Poeta de um novo tempo 
Até pouco tempo, José Telles era conhecido apenas por poemas esparsos nos jornais 
 
     A pradaria é por onde escorrem os ventos dos desabrigos - sinos do ar a excitar a mente dos loucos e dos poetas. Loucura e amor, sonhos e fantasias; magia, mistério e sortilégio, estão por dentro da poesia de José Telles.

     Sermões de Pradaria é um título estranho e singular, dos mais belos de nossa literatura. Na verdade, um achado poético raro e que se ajusta como luva ao todo simbólico do livro. É um texto substantivo: a palavra nova, essencial, em seu sentido totalizante e plural. A adequação é perfeita em sua organicidade - forma e estrutura conjugadas.

     Livro de um médico-poeta, ou melhor ainda, de um poeta-médico, o que não é a mesma coisa.

     Até pouco tempo, José Telles era conhecido apenas por poemas esparsos nos jornais e através das páginas da revista Literapia, que reúne intelectuais da Sobrames (Sociedade Brasileira de Médicos Escritores), confraria literária a que pertence. A obra foi editada recentemente pelas Edições Sobrames, Fortaleza 2001.

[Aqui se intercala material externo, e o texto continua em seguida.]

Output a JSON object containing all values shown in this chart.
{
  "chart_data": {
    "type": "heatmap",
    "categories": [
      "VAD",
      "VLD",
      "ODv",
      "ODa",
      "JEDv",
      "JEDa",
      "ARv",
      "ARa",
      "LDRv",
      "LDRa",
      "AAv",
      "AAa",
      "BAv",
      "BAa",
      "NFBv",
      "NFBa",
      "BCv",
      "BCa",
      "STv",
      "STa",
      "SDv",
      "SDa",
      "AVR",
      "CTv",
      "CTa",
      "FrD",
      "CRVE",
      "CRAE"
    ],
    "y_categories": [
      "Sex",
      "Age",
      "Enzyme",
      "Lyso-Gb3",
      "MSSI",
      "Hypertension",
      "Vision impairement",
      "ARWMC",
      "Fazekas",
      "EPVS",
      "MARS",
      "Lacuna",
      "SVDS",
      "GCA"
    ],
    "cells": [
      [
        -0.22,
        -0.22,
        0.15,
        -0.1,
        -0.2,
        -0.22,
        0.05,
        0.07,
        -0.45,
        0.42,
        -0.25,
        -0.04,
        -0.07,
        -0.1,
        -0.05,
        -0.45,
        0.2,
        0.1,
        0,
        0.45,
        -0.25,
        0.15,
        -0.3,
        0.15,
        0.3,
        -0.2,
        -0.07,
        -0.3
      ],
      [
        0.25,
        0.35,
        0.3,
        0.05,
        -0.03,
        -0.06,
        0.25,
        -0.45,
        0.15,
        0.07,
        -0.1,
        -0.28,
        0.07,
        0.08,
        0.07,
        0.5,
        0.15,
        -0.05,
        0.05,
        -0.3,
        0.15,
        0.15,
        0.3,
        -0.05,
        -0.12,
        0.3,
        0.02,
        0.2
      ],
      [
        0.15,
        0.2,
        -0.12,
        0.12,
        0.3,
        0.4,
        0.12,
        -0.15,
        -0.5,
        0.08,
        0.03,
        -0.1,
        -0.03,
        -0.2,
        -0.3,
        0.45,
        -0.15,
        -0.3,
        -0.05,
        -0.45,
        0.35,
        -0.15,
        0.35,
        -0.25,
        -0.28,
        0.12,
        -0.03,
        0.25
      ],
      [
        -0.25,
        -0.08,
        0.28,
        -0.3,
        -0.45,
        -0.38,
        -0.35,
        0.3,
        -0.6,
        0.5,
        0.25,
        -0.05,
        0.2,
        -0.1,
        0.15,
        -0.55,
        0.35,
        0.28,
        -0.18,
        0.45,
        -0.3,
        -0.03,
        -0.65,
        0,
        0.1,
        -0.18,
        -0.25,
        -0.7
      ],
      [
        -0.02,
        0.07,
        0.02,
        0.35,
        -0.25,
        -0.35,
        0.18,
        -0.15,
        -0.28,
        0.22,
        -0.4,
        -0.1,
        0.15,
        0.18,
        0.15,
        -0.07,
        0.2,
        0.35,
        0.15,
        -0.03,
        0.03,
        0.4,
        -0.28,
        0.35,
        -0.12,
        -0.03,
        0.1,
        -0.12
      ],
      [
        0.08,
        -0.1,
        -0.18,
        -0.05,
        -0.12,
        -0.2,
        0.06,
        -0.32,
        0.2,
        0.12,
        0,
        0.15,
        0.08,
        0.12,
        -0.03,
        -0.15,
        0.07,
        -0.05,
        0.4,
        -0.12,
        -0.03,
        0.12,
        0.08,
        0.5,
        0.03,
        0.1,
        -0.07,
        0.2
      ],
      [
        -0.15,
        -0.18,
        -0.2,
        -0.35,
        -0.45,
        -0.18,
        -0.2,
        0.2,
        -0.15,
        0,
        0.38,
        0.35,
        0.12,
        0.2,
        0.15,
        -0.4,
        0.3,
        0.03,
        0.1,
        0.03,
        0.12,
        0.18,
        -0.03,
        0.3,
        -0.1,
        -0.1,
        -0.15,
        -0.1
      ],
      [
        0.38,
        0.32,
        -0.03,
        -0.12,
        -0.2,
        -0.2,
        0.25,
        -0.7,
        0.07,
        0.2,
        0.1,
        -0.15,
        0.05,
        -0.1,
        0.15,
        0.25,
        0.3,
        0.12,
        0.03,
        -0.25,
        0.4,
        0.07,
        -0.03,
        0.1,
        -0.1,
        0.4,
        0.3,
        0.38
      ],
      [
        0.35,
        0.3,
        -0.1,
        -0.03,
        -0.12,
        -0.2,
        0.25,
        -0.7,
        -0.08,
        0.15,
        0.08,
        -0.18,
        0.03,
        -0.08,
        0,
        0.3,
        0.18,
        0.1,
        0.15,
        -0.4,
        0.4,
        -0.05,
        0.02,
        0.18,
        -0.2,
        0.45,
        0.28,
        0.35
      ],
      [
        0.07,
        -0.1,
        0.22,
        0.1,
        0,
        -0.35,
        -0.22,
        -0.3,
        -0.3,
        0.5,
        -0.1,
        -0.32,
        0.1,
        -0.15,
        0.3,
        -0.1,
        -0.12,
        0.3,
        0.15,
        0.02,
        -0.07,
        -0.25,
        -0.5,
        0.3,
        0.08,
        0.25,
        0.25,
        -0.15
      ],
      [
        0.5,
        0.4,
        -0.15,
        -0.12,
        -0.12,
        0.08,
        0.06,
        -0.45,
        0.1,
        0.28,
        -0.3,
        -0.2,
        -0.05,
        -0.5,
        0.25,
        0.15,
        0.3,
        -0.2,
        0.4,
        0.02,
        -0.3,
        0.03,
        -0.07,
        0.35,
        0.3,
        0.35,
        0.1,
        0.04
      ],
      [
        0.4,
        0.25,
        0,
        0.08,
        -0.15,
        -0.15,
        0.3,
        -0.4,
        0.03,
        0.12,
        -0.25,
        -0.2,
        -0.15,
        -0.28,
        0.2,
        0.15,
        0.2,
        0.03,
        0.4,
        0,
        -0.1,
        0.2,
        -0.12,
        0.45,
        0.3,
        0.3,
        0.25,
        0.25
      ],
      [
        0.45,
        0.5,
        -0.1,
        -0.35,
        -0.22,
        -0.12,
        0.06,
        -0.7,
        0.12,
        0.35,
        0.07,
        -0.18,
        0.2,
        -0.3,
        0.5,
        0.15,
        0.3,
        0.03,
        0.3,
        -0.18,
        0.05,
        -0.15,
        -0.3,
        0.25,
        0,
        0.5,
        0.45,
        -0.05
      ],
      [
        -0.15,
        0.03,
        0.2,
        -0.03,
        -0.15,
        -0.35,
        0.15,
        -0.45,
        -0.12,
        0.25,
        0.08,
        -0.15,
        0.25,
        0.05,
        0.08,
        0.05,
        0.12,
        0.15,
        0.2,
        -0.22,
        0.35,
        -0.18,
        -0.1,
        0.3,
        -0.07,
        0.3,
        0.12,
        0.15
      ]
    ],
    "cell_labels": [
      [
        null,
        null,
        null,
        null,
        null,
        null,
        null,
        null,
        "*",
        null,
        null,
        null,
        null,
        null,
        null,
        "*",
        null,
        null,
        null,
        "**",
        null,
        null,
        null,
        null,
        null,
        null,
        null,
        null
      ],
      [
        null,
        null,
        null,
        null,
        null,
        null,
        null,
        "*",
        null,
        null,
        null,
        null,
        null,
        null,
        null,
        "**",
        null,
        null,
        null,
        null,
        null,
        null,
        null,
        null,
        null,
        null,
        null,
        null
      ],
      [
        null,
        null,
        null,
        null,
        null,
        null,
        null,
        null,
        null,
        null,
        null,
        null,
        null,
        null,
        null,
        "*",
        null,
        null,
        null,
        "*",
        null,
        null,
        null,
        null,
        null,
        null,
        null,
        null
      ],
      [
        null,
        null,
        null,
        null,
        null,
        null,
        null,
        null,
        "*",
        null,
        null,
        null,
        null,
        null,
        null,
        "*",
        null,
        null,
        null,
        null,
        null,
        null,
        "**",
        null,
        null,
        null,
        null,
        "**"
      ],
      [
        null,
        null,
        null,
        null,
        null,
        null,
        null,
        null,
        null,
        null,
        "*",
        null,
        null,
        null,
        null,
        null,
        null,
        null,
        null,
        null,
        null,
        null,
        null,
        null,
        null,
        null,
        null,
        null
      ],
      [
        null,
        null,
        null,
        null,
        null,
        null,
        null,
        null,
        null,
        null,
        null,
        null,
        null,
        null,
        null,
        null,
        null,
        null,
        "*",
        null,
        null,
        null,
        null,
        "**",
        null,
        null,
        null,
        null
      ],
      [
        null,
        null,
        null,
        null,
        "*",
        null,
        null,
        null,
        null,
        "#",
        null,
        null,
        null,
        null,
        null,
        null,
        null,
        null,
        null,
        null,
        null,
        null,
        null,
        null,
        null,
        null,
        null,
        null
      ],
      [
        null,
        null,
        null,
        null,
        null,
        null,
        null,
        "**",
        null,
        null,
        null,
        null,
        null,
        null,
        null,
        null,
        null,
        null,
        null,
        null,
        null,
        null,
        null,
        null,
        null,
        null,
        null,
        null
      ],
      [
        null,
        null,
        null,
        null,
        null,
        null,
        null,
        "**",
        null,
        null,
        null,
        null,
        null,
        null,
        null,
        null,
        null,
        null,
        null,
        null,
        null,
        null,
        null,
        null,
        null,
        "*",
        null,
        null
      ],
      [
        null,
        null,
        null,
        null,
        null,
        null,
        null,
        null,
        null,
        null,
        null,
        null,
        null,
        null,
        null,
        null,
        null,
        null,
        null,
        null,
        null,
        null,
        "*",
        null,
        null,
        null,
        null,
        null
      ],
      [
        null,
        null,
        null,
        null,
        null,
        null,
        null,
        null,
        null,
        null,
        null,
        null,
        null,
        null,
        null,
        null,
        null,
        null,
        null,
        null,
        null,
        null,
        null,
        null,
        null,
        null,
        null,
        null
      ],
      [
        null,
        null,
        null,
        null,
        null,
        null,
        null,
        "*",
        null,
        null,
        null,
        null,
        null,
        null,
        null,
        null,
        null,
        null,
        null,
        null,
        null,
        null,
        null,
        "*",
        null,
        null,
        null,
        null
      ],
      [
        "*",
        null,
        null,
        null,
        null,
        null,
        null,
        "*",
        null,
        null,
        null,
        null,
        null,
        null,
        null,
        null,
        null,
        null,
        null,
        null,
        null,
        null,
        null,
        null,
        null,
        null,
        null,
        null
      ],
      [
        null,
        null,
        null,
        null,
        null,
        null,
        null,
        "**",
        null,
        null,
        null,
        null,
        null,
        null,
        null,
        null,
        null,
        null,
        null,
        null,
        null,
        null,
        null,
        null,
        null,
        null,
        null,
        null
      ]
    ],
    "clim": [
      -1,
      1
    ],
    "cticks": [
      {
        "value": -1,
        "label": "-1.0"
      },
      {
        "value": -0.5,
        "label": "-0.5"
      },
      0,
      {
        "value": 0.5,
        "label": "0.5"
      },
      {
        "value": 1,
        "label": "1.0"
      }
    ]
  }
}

     É escusável dizer da beleza da edição (projeto gráfico de Heron Cruz, com ilustração de Alano de Freitas).

     A título de apresentação, o livro traz nas orelhas depoimento dos escritores Carlos d'Alge e Ruy Câmara; e na contracapa o crítico e poeta Dimas Macedo dá o alcance da obra no tempo. (O destaque vai para o retrato de Zé Telles, de casacão, lembrando Kafka e Samuel Bechett - Esperando Godot).

     O vigor de suas metáforas, por vezes audaciosas, oferecem ao leitor um mundo ainda virgem em sua visão premonitória.

     Zé Telles assume, em Sermões de Pradaria, um compromisso sério com a arte do fazer poético. E portanto é de se esperar que outros volumes de versos, à altura dos Sermões, apareçam no panorama da poesia brasileira, para dar continuidade à sua brilhante carreira, que ora se inicia promissora.

     O sensualismo não está ausente da sua poesia - é integração e tema - vertente rica e constante que afasta dúvidas e lembranças da morte e se mistura ao misticismo: "Estes seios bastos / ora róseos, ora alabastos / esperam cautelosos,/ momentos suicidas". Ou ainda: "No teu corpo / sobrevôo entranhas / e crucifico nos teus braços / os meus pecados em cruz".

     Por vezes metafísico, entre objetos e lembranças, descreve a casa: "Na sala/ um relógio de algibeira/ esconde o tempo no bolso".

     São muitos os arroubos líricos do poeta e suas confissões amorosas. José Telles nos oferece uma poesia de alto nível e traz uma carta de alforria no alforje que lhe assegura o êxito. O livro é bom quando não podemos deixar a leitura para mais tarde. E não foi outra coisa o que aconteceu comigo. Só encontrei o sossego ao virar a última página.

     José Telles é uma revelação da poesia de nosso tempo. Antes de mais nada, seu compromisso é com o homem e seu destino. E aqui encontramos o poeta social, solidário na dor e no sofrimento humano.Poeta heróico, exaltado no idílio amoroso e em todos os segmentos da vida. A delicadeza de seu verso não consegue esconder a angústia existencial que o oprime. Na luz de seus poemas a beleza flore e aflora aos nossos sentimentos. É este um poeta acentuadamente cristão, isso se constata a começar pelo título da obra. A plasticidade de seu estro é um detalhe impressionante: som, luz, cor, harmonia e musicalidade parecem andar de mãos dadas.

     Cultiva, Zé, com esperança a semente que Deus te deu. A semente que iguala os homens e marca sua breve passagem sobre a terra.